Recensione Nascosto nel buio (2005)

Polson sfrutta il materiale con intelligenza, giocando con l'ambiguità dei dialoghi e delle situazioni; immagini nascoste, non rivelate, occhieggianti da dietro una porta, celate da una tenda da bagno, velate dal fitto bosco autunnale.

Lo specchio scuro

La piccola Emily, figlia di un affermato psicologo, soffre a causa di un grave trauma causatole dalla morte della madre. Per allontanarsi dal ricordo padre e figlia si trasferiscono nella parte settentrionale dello stato di New York, in una casa di campagna. Passano pochi giorni, ed Emily fa amicizia con Charlie, un ragazzo immaginario che diventa ben presto il suo compagno di giochi. Da principio David ritiene che questo sia un modo positivo di esprimersi per Emily; tuttavia, una serie di episodi terrorizzanti lo costringe a immaginare l'inimmaginabile: che Charlie possa essere reale e, dunque, un pericolo da fermare.

Scrive David (Robert De Niro), annota, analizza sul suo taccuino i turbamenti della piccola Emily (Dakota Fanning) provando a rimettere rimettere insieme, almeno sulla carta, quello che la fatalità sembra aver definitivamente distrutto, cerca affannosamente di ristabilire una parvenza di ordine, di consuetudine familiare, un brandello di quella routine degli affetti che la morte assurda della moglie gli ha portato via. E la presenza ingombrante del piccolo Charlie è ben misero prezzo da pagare, efficace collettore delle angosce della figlia, alter ego oscuro che le è di aiuto nell'accettare il male, nell'esorcizzare il dolore, primo passo per ristabilire quella rete di rapporti sociali che la perdita della madre-amica ha strappato. Scrive, annota, analizza, si rifugia nella sicurezza della propria scienza, vi si aggrappa disperatamente, vi si rinchiude, preso in uno sguardo troppo ravvicinato al suo oggetto per comprenderlo, incapace a sua volta di rielaborare l'accaduto.

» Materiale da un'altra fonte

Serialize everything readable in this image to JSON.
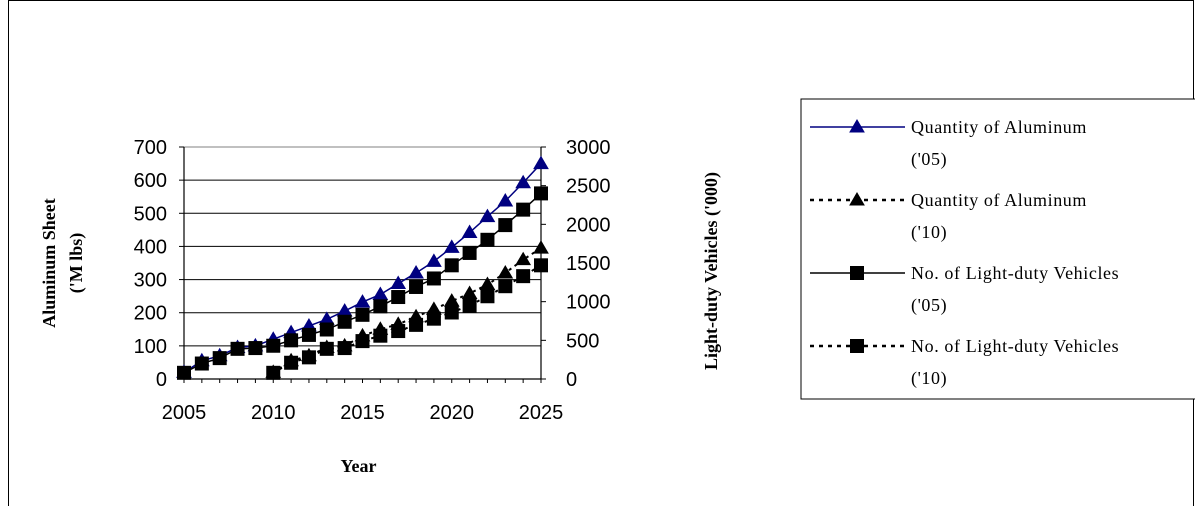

E nel frattempo Emily è sola; similmente al padre tenta di accettare le proprie paure organizzandole, trasferendole su carta con innumerevoli disegni, instaurando un dialogo con esse, fatto di giochi, fatto di regole, nuove regole per nuove situazioni.

Charlie non vuole che si parli troppo di lui, Charlie ama starsene nel buio, Charlie gioca a terrorizzare David, Charlie irrompe nel reale e sembra ben presto reclamare un posto al di fuori della fantasia di una bambina.

Nascosto nel buio basa la sua efficacia su una sceneggiatura interessante e ricca di spunti, confinata in una dimensione claustrofobia e opprimente che genera atmosfere cupe ed evoca paure ancestrali. John Polson, alla sua seconda regia, sfrutta il materiale con intelligenza, giocando con l'ambiguità dei dialoghi e delle situazioni; immagini nascoste, non rivelate, occhieggianti da dietro una porta, celate da una tenda da bagno, velate dal fitto bosco autunnale. Senza mai ergersi al di sopra dei suoi personaggi, rinunciando all'onniscienza dell'autore, portando avanti un suggestivo rapporto con il non visto e ci trascina all'interno di un mondo di incertezza. L'unica certezza è la concretezza di Charlie (tratto che echeggia anche troppo chiaramente i fantasmi del cinema horror orientale contemporaneo), che la macchina da presa continua a inseguire senza riuscirci con grande tensione poetica.

Gli espedienti più facili per suscitare la tensione dello spettatore (le varie tecniche del "Buh!"), sono usate con parsimonia e misura e si riesce ben presto a farsi cullare dalla paura, a gustarla fino in fondo, ad ammirarla senza quel fastidioso senso di attesa di improbabili esplosioni sonore e apparizioni improvvise, mezzucci da galleria di luna park che ancora funestano tanto cinema dell'orrore.

Un film a suo modo originale; potente, solo in parte castrato da un finale scellerato che riesce a minare in pochi minuti la memoria di tutto quanto fino a quel momento era stato sapientemente costruito.